Messner has sponsored more than 100 community youth sports teams, ranging from Pop Warner football to Little League baseball, as well as numerous high school and college athletic programs.
Messner also provides 27 local elementary schools with certificates redeemable for game tokens after students read a designated number of hours. More than 1 million game tokens have been provided through this partnership with school literacy programs.
Additionally, he has donated more than 250,000 certificates good for a free small pizza. The certificates are given to elementary students for achievements such as perfect attendance and making the honor roll.
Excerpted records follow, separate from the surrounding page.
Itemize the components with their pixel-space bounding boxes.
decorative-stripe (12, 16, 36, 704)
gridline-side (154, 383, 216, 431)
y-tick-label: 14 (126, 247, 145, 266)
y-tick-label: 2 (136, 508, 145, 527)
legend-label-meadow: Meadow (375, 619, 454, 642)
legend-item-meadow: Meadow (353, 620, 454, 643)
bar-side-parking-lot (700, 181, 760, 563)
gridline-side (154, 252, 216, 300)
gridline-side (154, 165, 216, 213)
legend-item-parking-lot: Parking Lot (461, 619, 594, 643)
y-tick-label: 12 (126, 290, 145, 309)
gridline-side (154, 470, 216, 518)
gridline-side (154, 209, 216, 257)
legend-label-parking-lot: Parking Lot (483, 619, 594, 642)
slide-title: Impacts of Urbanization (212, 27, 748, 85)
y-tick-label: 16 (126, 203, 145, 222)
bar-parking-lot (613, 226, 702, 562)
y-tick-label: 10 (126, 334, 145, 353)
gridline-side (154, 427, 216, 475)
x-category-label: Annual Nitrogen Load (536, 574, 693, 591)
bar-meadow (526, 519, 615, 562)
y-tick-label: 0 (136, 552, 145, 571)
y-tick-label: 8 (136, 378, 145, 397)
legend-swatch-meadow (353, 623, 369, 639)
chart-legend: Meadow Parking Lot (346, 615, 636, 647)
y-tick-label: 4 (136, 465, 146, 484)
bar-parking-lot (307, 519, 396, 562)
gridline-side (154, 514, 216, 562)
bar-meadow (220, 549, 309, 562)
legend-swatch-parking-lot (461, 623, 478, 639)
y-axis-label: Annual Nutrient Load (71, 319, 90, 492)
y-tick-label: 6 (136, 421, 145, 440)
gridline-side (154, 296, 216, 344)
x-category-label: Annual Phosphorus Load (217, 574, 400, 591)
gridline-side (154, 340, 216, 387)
“We try to be a hub for the neighborhood and community,” explains Messner, who speaks at school career days about restaurant opportunities and works 5.5 days a week. “I want to make sure every kid gets a ride on the merry-go-round and a balloon,” he explains.
Pepi’s Pizza also hosts fund-raising pizza party events, with $2 of every meal served donated to a local school. And, Messner tries to attend at least one PTO meeting annually at each area school. He recalls one such meeting at a new elementary school, where other attendees had never heard of a business showing up for a PTO meeting.
But it’s all worth it, the modest Messner quickly adds. He tells of a young woman, whom he hadn’t seen in 12 years, who recently paid him a visit. Now a successful computer programmer, she went out of her way to thank him for the valuable lessons and encouragement she received while working at Pepi’s Pizza years ago.
“One of the reasons I do what I do is my employees,” says Messner, who employs about 20 local high school students at any given time and has provided jobs for 1,500 students over the years. Some, he says, come from less-than-desirable family situations and living environments. Many are young teens who already are parents and are trying to finish school.
“For at least four or five hours a day, they can be part of something good and learn good work habits and have a good meal,” says Messner. “I get a chance to work with them and make them feel like someone for a few hours. They may be 16 or 17 now, but they are the leaders in the future.”